Per la crisi dei Balcani l'attività di pesca in Adriatico ha già subito una riduzione del 30 per cento. "Oltre al danno economico, quantificabile in circa 10-15 miliardi al mese, abbiamo problemi legati alla sicurezza - dice Nunzio Stoppiello di Manfredonia, vice presidente della Federcopesca - perché nella stessa fascia di mare transitabile c'è un traffico incredibile, che comprende oltre ai pescherecci anche le navi mercantili, costrette a lasciare le loro rotte tradizionali, per cui esiste sempre un rischio di collisione. Due se ne sono già verificate, coinvolgendo pescherecci di Molfetta e Manfredonia con navi mercantili. Per fortuna le barche dei pescatori non sono colate a picco, ma hanno ricevuto grossi danni. Finora nessuno ci è venuto incontro. Meno che mai la Regione Puglia, sempre assente sul fronte della pesca e latitante in questo periodo".
"L'Adriatico è ormai un mare blindato, lavoriamo tra contrabbandieri, bombe, traffico di armi e droga, ora ci si mette pure la guerra ed è la fine - esclama Rodolfo Maccarelli di Mola di Bari, coordinatore regionale della Lega Pesca - non si può pescare in queste condizioni. La sicurezza è sempre a rischio. In questo periodo, inoltre, i militari hanno interdetto l'utilizzo degli strumenti tecnici e quindi tutti i pescatori in Adriatico devono fare a meno degli strumenti di bordo. Chiediamo che le armi tacciano. E poi che venga dichiarata una specie di calamità naturale per la pesca, anticipando e allungando il periodo del fermo di pesca, dietro la garanzia di ammortizzatori sociali".

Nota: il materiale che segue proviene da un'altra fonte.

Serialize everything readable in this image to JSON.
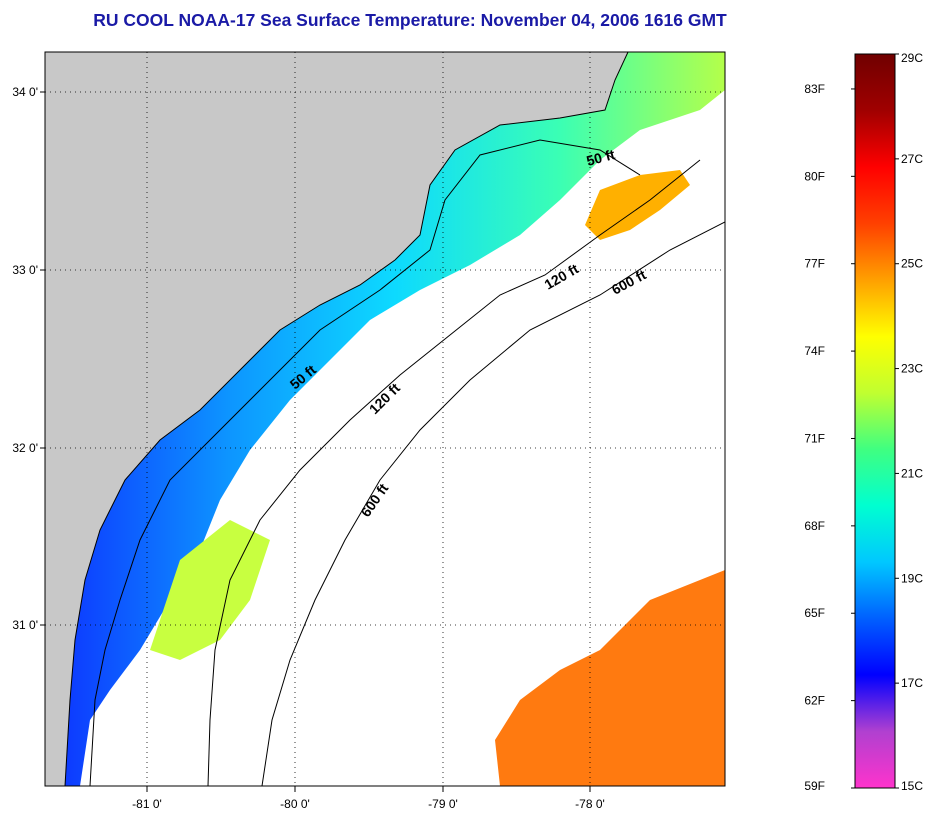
{
  "title": "RU COOL  NOAA-17  Sea Surface Temperature:  November 04, 2006 1616 GMT",
  "map": {
    "lat_labels": [
      "34 0'",
      "33 0'",
      "32 0'",
      "31 0'"
    ],
    "lon_labels": [
      "-81 0'",
      "-80 0'",
      "-79 0'",
      "-78 0'"
    ],
    "contour_labels": [
      "50 ft",
      "120 ft",
      "600 ft",
      "50 ft",
      "120 ft",
      "600 ft"
    ],
    "colors": {
      "land": "#c8c8c8",
      "ocean_nodata": "#ffffff",
      "coast": "#000000"
    }
  },
  "colorbar": {
    "fahrenheit_labels": [
      "83F",
      "80F",
      "77F",
      "74F",
      "71F",
      "68F",
      "65F",
      "62F",
      "59F"
    ],
    "celsius_labels": [
      "29C",
      "27C",
      "25C",
      "23C",
      "21C",
      "19C",
      "17C",
      "15C"
    ],
    "min_c": 15,
    "max_c": 29,
    "gradient": [
      "#ff33cc",
      "#b040d0",
      "#0000ff",
      "#0060ff",
      "#00c8ff",
      "#00ffd0",
      "#40ff80",
      "#c0ff30",
      "#ffff00",
      "#ffa000",
      "#ff4000",
      "#ff0000",
      "#a00000",
      "#700000"
    ]
  }
}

E, sempre in tema di danni economici, a rimetterci saranno anche i consumatori, i quali, con la scarsità di prodotto, vedranno aumentare i prezzi, già elevati, del pesce.

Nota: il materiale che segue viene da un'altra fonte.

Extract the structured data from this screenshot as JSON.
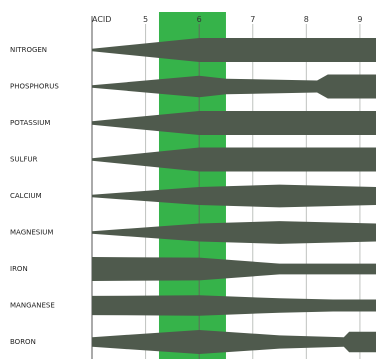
{
  "chart_data": {
    "type": "area",
    "x_axis": {
      "label": "",
      "ticks": [
        "ACID",
        "5",
        "6",
        "7",
        "8",
        "9"
      ],
      "tick_values": [
        4,
        5,
        6,
        7,
        8,
        9
      ],
      "range": [
        4,
        9.3
      ]
    },
    "highlight_range": [
      5.25,
      6.5
    ],
    "colors": {
      "band": "#4f5a4d",
      "highlight": "#36b34a",
      "grid": "#bfc2bf",
      "tick_mark": "#5f6b5c"
    },
    "nutrients": [
      {
        "name": "NITROGEN",
        "profile": [
          [
            4,
            0.1
          ],
          [
            6,
            1.0
          ],
          [
            9.3,
            1.0
          ]
        ]
      },
      {
        "name": "PHOSPHORUS",
        "profile": [
          [
            4,
            0.1
          ],
          [
            6,
            0.9
          ],
          [
            6.5,
            0.65
          ],
          [
            8.2,
            0.5
          ],
          [
            8.4,
            1.0
          ],
          [
            9.3,
            1.0
          ]
        ]
      },
      {
        "name": "POTASSIUM",
        "profile": [
          [
            4,
            0.15
          ],
          [
            6,
            1.0
          ],
          [
            9.3,
            1.0
          ]
        ]
      },
      {
        "name": "SULFUR",
        "profile": [
          [
            4,
            0.1
          ],
          [
            6,
            1.0
          ],
          [
            9.3,
            1.0
          ]
        ]
      },
      {
        "name": "CALCIUM",
        "profile": [
          [
            4,
            0.1
          ],
          [
            6,
            0.75
          ],
          [
            7.5,
            0.95
          ],
          [
            9.3,
            0.75
          ]
        ]
      },
      {
        "name": "MAGNESIUM",
        "profile": [
          [
            4,
            0.1
          ],
          [
            6,
            0.75
          ],
          [
            7.5,
            0.95
          ],
          [
            9.3,
            0.75
          ]
        ]
      },
      {
        "name": "IRON",
        "profile": [
          [
            4,
            1.0
          ],
          [
            6,
            0.95
          ],
          [
            7.5,
            0.45
          ],
          [
            9.3,
            0.45
          ]
        ]
      },
      {
        "name": "MANGANESE",
        "profile": [
          [
            4,
            0.8
          ],
          [
            6,
            0.85
          ],
          [
            7.5,
            0.6
          ],
          [
            8.5,
            0.5
          ],
          [
            9.3,
            0.5
          ]
        ]
      },
      {
        "name": "BORON",
        "profile": [
          [
            4,
            0.4
          ],
          [
            6,
            1.0
          ],
          [
            7.5,
            0.55
          ],
          [
            8.7,
            0.4
          ],
          [
            8.8,
            0.85
          ],
          [
            9.3,
            0.85
          ]
        ]
      }
    ]
  }
}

Ma c'è un rischio ancor più grande, che viene quasi sussurrato dalla categoria: la possibile decisione da parte di Milosevic, di allargare unilateralmente le acque territoriali del suo Paese fino a 75 miglia dalla costa. Lo ha già minacciato in passato e sembra che stia utilizzando, tra le altre, anche quest'arma di ricatto nei confronti dell'Italia e quindi della Nato. Purtroppo questa possibilità sarebbe del tutto lecita, perché garantita da una convenzione internazionale delle Nazioni Unite sottoscritta a Montego Bay il 10 dicembre 1982, ratificata a New York il 29 luglio del 1994 e approvata dal governo Berlusconi il 2 dicembre dello stesso anno.
"Se Milosevic scegliesse questa strada - afferma Farinola - per la pesca del Basso Adriatico sarebbe la fine, altro che missili, dovremmo cambiare mestiere. Questa è la vera bomba che potrebbe affondarci".